Ayodhya one of most important cases in world: Justice Bobde
Justice Bobde was responding to a question whether any steps are required to make the collegium's functioning more transparent.
New Delhi: Supreme Court judge Justice Sharad Arvind Bobde, who will take over as the next Chief Justice of India in November, said Wednesday the Ayodhya title dispute case was one of the most important cases in the world today.
In an interview to a news channel, Justice Bobde, who is set to succeed CJI Ranjan Gogoi on November 18, said the Ayodhya dispute was a very important case in judicial history. Justice Bobde is part of the five-judge Constitution bench that heard for 40 days appeals against the 2010 verdict of the Allahabad high court in the case.
Speaking to PTI, Justice Bobde said he is not in favour of disclosing the deliberations of the Supreme Court’s collegium on rejection of names for higher judiciary, saying it is not a question of secrecy but the right to privacy.

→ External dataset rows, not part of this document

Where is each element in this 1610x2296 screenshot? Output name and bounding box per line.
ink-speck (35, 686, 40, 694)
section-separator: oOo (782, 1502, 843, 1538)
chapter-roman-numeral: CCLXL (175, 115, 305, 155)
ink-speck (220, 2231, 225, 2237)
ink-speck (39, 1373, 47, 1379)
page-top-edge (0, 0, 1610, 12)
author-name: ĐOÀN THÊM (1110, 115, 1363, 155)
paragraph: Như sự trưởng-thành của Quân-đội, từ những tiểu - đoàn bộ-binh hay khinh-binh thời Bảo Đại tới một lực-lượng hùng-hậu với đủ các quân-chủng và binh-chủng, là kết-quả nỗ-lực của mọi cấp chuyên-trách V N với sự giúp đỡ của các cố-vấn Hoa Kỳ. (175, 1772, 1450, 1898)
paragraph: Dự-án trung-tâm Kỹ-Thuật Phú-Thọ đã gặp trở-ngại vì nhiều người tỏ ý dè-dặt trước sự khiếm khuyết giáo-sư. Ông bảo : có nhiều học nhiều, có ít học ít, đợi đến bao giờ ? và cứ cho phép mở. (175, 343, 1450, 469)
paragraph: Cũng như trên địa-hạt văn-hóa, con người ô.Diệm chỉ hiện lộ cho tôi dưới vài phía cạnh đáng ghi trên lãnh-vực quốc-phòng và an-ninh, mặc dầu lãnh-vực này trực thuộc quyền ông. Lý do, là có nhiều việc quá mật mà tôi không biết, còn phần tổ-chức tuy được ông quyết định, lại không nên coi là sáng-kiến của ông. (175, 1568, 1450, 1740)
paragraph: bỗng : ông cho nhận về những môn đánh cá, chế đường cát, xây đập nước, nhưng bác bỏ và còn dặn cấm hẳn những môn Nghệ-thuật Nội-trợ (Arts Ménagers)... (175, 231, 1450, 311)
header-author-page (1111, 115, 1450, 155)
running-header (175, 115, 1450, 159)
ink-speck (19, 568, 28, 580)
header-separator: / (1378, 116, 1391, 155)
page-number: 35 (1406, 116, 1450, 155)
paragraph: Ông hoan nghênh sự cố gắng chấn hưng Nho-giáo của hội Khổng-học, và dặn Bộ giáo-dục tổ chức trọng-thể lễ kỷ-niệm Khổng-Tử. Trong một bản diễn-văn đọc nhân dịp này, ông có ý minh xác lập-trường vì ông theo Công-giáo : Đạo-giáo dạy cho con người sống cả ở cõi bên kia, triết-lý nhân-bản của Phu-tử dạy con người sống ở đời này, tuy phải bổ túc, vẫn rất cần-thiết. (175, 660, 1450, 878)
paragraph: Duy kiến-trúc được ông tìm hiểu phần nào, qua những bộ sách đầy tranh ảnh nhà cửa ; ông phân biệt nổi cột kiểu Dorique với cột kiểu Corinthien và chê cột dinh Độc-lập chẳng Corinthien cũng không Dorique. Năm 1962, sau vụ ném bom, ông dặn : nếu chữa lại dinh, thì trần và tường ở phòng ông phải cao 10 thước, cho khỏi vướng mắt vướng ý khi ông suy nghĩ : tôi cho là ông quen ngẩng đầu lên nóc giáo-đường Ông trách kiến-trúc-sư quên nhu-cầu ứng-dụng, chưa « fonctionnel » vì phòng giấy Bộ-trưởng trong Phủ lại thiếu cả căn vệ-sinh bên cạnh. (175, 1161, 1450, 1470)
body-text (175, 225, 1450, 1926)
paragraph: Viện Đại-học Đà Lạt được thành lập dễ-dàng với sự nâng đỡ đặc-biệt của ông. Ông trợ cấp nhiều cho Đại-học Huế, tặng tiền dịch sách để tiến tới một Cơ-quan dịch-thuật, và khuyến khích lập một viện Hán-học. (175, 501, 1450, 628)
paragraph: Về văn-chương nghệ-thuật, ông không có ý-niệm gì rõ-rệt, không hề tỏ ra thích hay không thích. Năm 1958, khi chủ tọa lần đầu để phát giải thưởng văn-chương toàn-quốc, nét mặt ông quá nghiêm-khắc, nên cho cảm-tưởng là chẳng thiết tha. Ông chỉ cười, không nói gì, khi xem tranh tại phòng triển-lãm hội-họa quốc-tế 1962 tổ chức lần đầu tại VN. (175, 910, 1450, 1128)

Justice Bobde, who will become the 47th CJI on November 18, said a conservative approach on the issue of disclosing the entire deliberations of the collegium was necessary as “people’s reputation are at stake” and it cannot be sacrificed just to satisfy the desire of citizens to know.
The statement by justice Bobde, who was part of a nine-judge Constitution bench which declared right to privacy as a fundamental right, assumes significance in the wake of a growing clamour for more transparency in the functioning of the apex court’s collegium.
Justice Bobde, 63, also rued the criticism of judges on social media for their judicial actions and said most of the judges, who are not “thick skinned”, get perturbed.
“I still think that we need to be conservative. The reason is that people’s reputation is at stake. We need to be conservative. Half of the complaints which come are not true. I am saying half as a phrase. And I think that the collegium and the court should be conservative in these matters,” he told PTI, a day after he was appointed as the next CJI.
Justice Bobde was responding to a question whether any steps are required to make the collegium’s functioning more transparent.
Batting for the right to privacy of those, who have not been selected by the collegium for appointment or elevation as judges in the higher judiciary, he said they also have a “life to live” and why should their negative details be put in public domain.